Книга Мадам Оракул - Маргарет Этвуд
Шрифт:
Интервал:
Закладка:
Такое случалось и раньше, и Фелиция знала, что ей всего-навсего придется в очередной раз откупиться. Но как это надоело! Она уже почти надеялась, что Редмонд все узнает; тогда, по крайней мере, станет ясно истинное положение вещей.

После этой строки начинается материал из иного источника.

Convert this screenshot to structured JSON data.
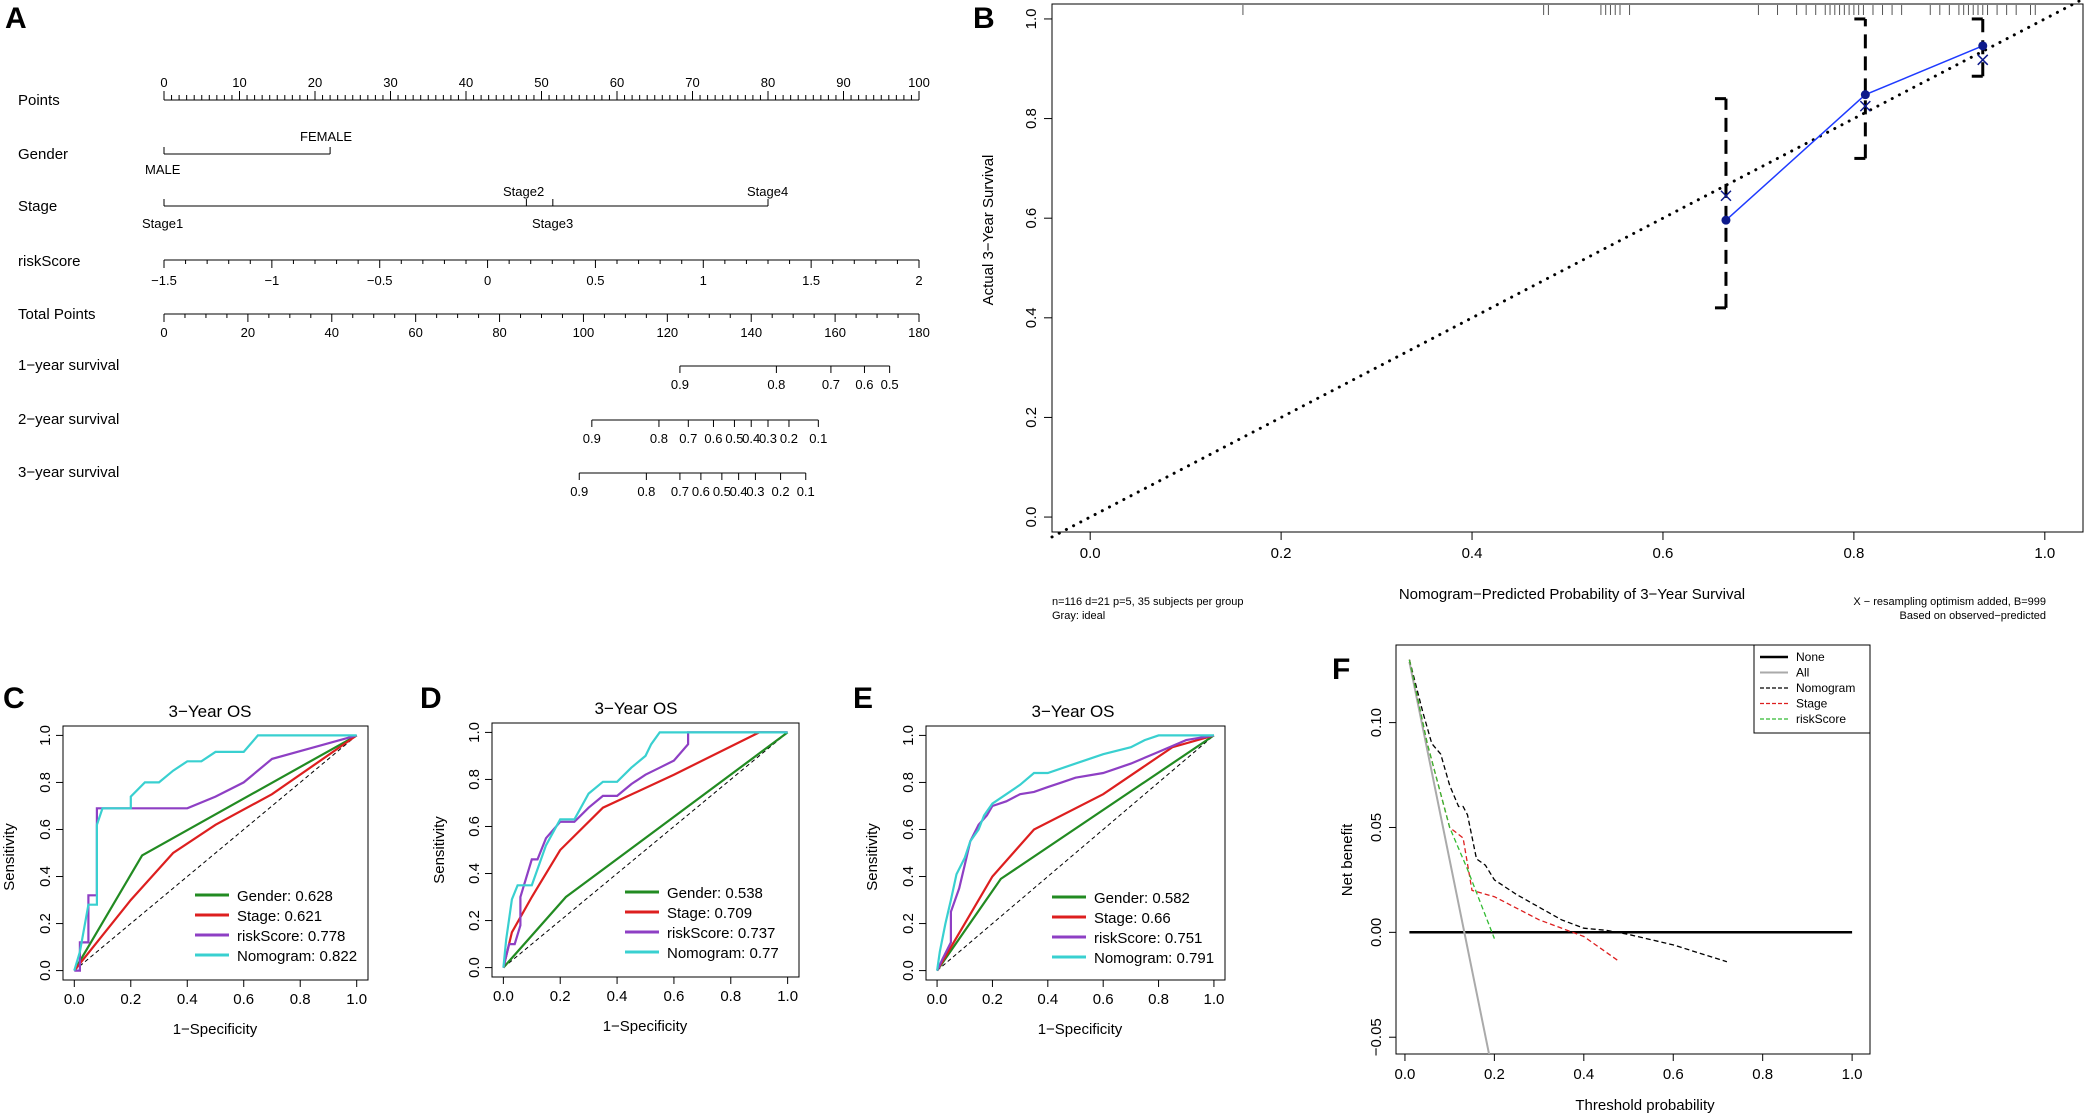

В тот вечер Фелиция сидела перед туалетным столиком, расчесывая свои потрясающие рыжие волосы, доходившие до талии, и смотрела на отражение в зеркале. Горничную она отпустила. Фелиция была очень грустна; похоже, что Редмонд ее разлюбил. Если бы только было возможно вернуть его чувства! Она без сожалений покончила бы с нынешним образом жизни, перестала вступать в беспорядочные связи с представителями местного дворянства и вновь стала честной, любящей женой, а Шарлотта получила бы расчет. «Ты меня любишь?» — каждый вечер спрашивала Фелиция у мужа, когда тот наконец появлялся. Его пошатывало от чрезмерного количества выпитого портвейна, и было видно, что он думает о недоступной ювелирше. Фелиция, в одной рубашке, терлась об него, как самка ягуара. У них, разумеется, были отдельные спальни, но Редмонд еще не отказался от ежевечерних визитов к жене, будучи не готов столь откровенно продемонстрировать желание от нее избавиться. Кроме того, ему нравилось ее мучить.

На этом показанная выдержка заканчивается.